"Photographs in themselves do not narrate. Photographs preserve instant appearances" (Berger 1980:55). But of course, those appearances are selectively preserved, just as photographs are used and interpreted selectively. This essay considers one particular use of photographs - on book covers. There, as elsewhere, a picture is worth a thousand words. But who produces them, whom do they address, what do they say, and what discursive form do these "words" take? Different readings, conventions of representation, and institutional settings intersect in a book cover; a cover is a marketing device, an aesthetic production, and a representation that may relate to a book's content. What picture can help sell a thousand books?
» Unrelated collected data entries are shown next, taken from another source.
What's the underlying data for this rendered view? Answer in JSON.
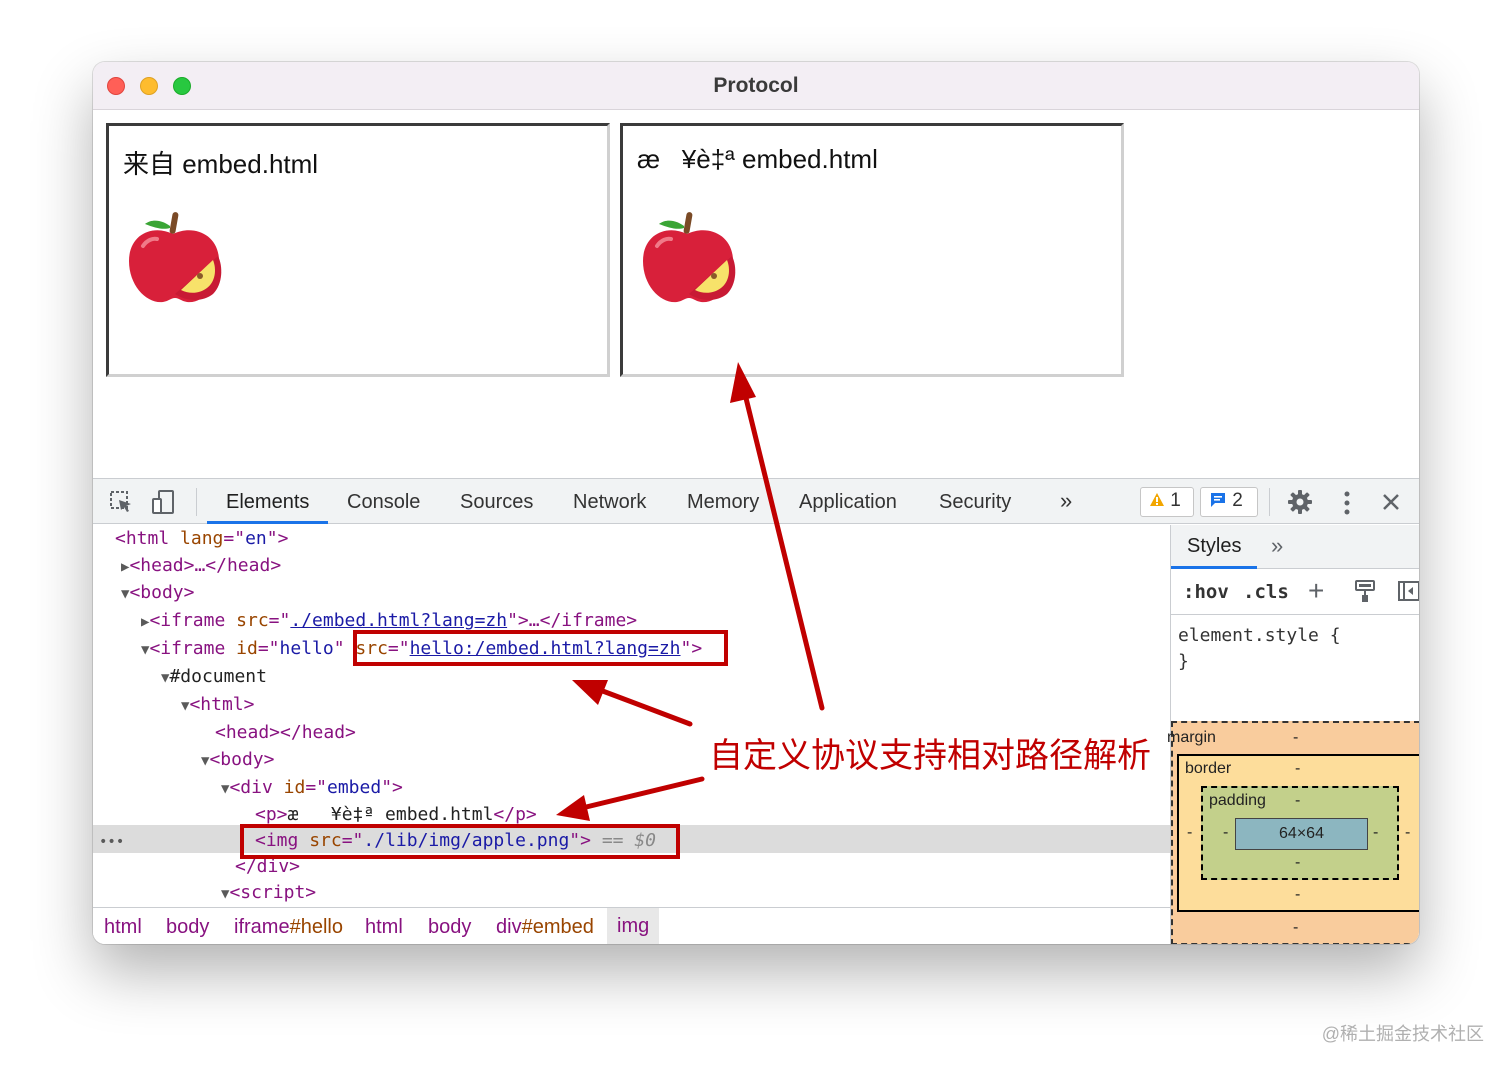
{
  "window": {
    "title": "Protocol"
  },
  "iframes": [
    {
      "text": "来自 embed.html"
    },
    {
      "text": "æ   ¥è‡ª embed.html"
    }
  ],
  "devtools": {
    "tabs": [
      "Elements",
      "Console",
      "Sources",
      "Network",
      "Memory",
      "Application",
      "Security"
    ],
    "more": "»",
    "warnings": "1",
    "messages": "2",
    "dom": {
      "l1": {
        "open": "<html ",
        "attr": "lang",
        "eq": "=\"",
        "val": "en",
        "close": "\">"
      },
      "l2": {
        "text": "<head>…</head>"
      },
      "l3": {
        "text": "<body>"
      },
      "l4": {
        "open": "<iframe ",
        "attr": "src",
        "eq": "=\"",
        "link": "./embed.html?lang=zh",
        "close": "\">…</iframe>"
      },
      "l5": {
        "open": "<iframe ",
        "attr": "id",
        "eq": "=\"",
        "val": "hello",
        "q": "\" ",
        "attr2": "src",
        "eq2": "=\"",
        "link": "hello:/embed.html?lang=zh",
        "close": "\">"
      },
      "l6": {
        "text": "#document"
      },
      "l7": {
        "text": "<html>"
      },
      "l8": {
        "text": "<head></head>"
      },
      "l9": {
        "text": "<body>"
      },
      "l10": {
        "open": "<div ",
        "attr": "id",
        "eq": "=\"",
        "val": "embed",
        "close": "\">"
      },
      "l11": {
        "open": "<p>",
        "text": "æ   ¥è‡ª embed.html",
        "close": "</p>"
      },
      "l12": {
        "open": "<img ",
        "attr": "src",
        "eq": "=\"",
        "val": "./lib/img/apple.png",
        "close": "\">",
        "eq_ref": " == $0"
      },
      "l13": {
        "text": "</div>"
      },
      "l14": {
        "text": "<script>"
      },
      "ellipsis": "•••"
    },
    "breadcrumbs": {
      "b1": "html",
      "b2": "body",
      "b3_tag": "iframe",
      "b3_id": "#hello",
      "b4": "html",
      "b5": "body",
      "b6_tag": "div",
      "b6_id": "#embed",
      "b7": "img"
    },
    "styles": {
      "tab": "Styles",
      "more": "»",
      "hov": ":hov",
      "cls": ".cls",
      "plus": "+",
      "rule": "element.style {\n}",
      "box": {
        "margin": "margin",
        "border": "border",
        "padding": "padding",
        "content": "64×64",
        "dash": "-"
      }
    }
  },
  "annotation": "自定义协议支持相对路径解析",
  "watermark": "@稀土掘金技术社区"
}
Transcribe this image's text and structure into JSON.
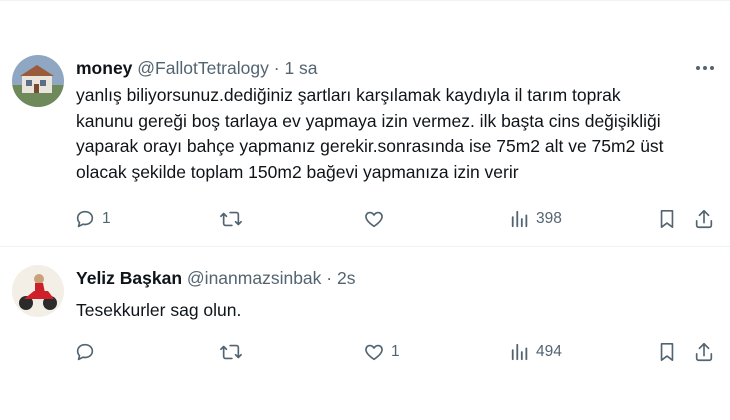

That question is appropriate to and indicative of the late-20th-century context of American book publishing, when book merchandising has multiple intersections with that of magazines, films, and other media representations. Tracing changes in various book conventions - from titles, to topics, to tables of contents - could tell particular histories of reading, writing, design, and publishing, but in this paper I simply consider contemporary book covers. Written when my first book was a month from final page proofs (before I had seen its cover design), I was caught in that moment when years of work and experience become objectified in a densely commodified form. Despite the text-oriented nature of most academic writing, the tensions of that moment often crystalize in the question of the book's cover (179).
Kratz, C. A. "On Telling/Selling a Book by Its Cover." Cultural Anthropology 9.2(1994): 179–200.